Ongeveer 35 miljoen jaar geleden hadden sommige prehistorische walvissen gigantische afmetingen bereikt, groter zelfs dan moderne blauwe of potvissen. Het grootste geslacht dat tot nu toe bekend is, is Basilosaurus, waarvan de botten (ontdekt in het midden van de 19e eeuw) ooit werden verondersteld tot een dinosaurus te behoren - vandaar de bedrieglijke naam, wat 'koningshagedis' betekent. Ondanks zijn grootte van 100 ton bezat Basilosaurus een relatief klein brein en gebruikte hij geen echolocatie tijdens het zwemmen. Nog belangrijker vanuit een evolutionair perspectief, Basilosaurus leidde een volledig aquatische levensstijl, geboorte en zwemmen en eten in de oceaan.
Tijdgenoten van Basilosaurus waren veel minder angstaanjagend, misschien omdat er slechts ruimte was voor één gigantisch zoogdierroofdier in de onderzeese voedselketen. Dorudon werd ooit beschouwd als een baby Basilosaurus; pas later werd beseft dat deze kleine walvis (slechts ongeveer 16 voet lang en een halve ton) zijn eigen geslacht verdiende. En de veel latere Aetiocetus (die ongeveer 25 miljoen jaar geleden leefde), hoewel hij slechts een paar ton woog, toont de eerste primitieve aanpassing aan planktonvoeding - kleine platen baleinen naast zijn gewone tanden.

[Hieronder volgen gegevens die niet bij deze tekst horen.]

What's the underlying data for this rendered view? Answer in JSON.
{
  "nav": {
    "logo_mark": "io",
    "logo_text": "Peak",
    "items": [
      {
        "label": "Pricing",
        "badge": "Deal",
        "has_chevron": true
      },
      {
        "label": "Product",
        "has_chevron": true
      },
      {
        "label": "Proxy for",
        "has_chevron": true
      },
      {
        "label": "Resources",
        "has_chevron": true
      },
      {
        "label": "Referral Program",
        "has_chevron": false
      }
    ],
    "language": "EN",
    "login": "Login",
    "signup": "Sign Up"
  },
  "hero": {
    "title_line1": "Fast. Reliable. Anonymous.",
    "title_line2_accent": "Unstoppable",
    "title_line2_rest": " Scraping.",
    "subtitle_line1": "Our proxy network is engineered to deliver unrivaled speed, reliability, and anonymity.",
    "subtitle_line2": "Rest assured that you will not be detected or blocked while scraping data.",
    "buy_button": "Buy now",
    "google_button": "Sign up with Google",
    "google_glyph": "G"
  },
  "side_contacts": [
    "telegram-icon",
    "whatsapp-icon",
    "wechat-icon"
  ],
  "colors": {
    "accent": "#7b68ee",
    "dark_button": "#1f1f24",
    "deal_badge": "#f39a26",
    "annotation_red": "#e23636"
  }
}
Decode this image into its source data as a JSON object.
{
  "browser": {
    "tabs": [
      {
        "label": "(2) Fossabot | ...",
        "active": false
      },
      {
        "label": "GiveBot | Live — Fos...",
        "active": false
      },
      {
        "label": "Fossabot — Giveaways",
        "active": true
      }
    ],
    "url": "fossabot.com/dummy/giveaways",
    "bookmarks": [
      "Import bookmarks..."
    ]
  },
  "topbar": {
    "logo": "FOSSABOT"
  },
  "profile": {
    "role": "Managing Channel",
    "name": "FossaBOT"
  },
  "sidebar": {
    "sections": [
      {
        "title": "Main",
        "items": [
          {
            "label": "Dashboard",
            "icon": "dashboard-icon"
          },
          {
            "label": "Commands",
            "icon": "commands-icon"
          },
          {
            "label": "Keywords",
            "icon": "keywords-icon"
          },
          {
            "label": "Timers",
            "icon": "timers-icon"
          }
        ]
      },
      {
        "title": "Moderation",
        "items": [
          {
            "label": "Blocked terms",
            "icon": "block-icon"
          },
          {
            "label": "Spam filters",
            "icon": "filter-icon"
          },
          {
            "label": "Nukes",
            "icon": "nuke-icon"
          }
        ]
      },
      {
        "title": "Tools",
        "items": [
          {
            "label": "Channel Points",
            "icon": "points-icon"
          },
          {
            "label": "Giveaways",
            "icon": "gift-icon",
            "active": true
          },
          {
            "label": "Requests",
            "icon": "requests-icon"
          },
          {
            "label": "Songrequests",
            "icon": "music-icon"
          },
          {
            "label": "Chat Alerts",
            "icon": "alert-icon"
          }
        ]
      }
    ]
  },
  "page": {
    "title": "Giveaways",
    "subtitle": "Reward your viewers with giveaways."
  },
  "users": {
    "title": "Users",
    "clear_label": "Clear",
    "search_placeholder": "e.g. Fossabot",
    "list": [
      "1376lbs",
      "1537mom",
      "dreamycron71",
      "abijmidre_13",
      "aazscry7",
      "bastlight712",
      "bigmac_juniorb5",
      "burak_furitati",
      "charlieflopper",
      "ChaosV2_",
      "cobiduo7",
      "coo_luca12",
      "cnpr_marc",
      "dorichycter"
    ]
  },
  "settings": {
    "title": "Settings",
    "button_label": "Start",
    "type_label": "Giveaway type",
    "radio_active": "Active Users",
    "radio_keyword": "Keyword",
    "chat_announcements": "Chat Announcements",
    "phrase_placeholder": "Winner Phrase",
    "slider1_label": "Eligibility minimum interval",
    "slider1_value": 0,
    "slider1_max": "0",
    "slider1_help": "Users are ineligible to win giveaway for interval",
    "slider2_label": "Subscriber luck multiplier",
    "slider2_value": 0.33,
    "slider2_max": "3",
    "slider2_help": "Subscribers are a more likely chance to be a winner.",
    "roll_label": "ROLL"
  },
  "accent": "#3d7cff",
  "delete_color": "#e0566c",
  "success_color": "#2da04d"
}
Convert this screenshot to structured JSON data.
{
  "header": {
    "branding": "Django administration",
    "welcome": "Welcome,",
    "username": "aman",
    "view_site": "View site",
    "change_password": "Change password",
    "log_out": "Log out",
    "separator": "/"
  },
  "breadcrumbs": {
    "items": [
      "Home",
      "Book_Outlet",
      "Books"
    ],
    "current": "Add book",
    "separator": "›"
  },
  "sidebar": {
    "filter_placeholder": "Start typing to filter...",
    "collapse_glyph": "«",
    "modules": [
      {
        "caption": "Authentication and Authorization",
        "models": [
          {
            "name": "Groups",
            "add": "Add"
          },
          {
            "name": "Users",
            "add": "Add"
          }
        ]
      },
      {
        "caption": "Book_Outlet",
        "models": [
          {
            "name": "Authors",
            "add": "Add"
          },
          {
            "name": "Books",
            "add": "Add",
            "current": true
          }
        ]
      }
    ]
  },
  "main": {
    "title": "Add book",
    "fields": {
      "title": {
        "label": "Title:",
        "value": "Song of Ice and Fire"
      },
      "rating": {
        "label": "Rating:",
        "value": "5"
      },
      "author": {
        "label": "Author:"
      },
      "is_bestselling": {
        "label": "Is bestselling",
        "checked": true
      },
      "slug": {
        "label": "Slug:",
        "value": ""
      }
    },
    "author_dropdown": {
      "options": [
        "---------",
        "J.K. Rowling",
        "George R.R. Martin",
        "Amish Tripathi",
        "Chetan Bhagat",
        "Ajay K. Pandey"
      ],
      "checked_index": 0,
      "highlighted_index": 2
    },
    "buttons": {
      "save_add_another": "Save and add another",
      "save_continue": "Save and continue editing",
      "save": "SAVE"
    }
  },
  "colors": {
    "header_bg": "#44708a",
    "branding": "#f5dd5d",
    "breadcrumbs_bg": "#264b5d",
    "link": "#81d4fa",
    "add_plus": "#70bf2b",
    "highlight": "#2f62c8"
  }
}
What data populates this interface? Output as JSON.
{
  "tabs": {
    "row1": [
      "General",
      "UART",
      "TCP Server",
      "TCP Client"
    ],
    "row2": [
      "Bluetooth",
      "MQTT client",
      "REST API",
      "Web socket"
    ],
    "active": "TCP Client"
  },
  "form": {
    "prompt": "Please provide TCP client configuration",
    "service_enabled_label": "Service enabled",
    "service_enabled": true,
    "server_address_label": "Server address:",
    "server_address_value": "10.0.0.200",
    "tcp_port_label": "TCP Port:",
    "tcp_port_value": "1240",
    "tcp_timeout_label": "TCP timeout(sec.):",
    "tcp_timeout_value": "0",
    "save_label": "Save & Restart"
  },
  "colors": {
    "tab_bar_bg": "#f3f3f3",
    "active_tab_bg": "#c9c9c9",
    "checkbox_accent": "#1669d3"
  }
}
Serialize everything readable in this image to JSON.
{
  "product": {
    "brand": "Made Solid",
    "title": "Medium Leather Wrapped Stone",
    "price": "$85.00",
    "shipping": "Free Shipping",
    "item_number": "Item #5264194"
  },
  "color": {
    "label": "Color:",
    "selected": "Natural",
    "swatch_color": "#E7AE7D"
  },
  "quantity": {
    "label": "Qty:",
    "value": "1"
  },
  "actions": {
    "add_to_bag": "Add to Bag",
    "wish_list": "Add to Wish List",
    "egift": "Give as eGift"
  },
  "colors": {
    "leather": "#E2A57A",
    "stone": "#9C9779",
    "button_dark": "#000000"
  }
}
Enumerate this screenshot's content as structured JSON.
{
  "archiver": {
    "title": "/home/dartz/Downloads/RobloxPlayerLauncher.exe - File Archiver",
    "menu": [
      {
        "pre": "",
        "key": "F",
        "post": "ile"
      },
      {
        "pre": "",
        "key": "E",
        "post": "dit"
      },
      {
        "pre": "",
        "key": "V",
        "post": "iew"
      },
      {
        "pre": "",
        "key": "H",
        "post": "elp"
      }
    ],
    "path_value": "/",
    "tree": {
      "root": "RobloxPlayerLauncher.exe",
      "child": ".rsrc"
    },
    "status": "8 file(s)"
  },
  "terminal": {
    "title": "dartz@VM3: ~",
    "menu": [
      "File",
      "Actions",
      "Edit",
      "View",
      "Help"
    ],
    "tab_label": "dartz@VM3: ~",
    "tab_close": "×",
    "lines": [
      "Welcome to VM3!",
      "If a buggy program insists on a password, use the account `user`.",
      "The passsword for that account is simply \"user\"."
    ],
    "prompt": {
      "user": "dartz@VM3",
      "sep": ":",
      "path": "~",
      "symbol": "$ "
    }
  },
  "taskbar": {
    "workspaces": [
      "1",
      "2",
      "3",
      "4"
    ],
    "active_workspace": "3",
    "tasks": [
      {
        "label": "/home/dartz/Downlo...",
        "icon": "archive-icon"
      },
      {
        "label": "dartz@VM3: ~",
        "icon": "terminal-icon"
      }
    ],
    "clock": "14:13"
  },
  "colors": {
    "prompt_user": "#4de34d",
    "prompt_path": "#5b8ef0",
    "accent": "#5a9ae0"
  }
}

Geen discussie over prehistorische walvissen zou compleet zijn zonder een vrij nieuw geslacht, de toepasselijk genaamde Leviathan, te noemen die in de zomer van 2010 aan de wereld werd aangekondigd. Deze 50-voet lange potvis woog "slechts" ongeveer 25 ton, maar het lijkt te zijn gejaagd op zijn collega-walvissen, samen met prehistorische vissen en inktvissen, en het kan op zijn beurt zijn achtervolgd door de grootste prehistorische haai aller tijden, de Basilosaurus-sized Megalodon.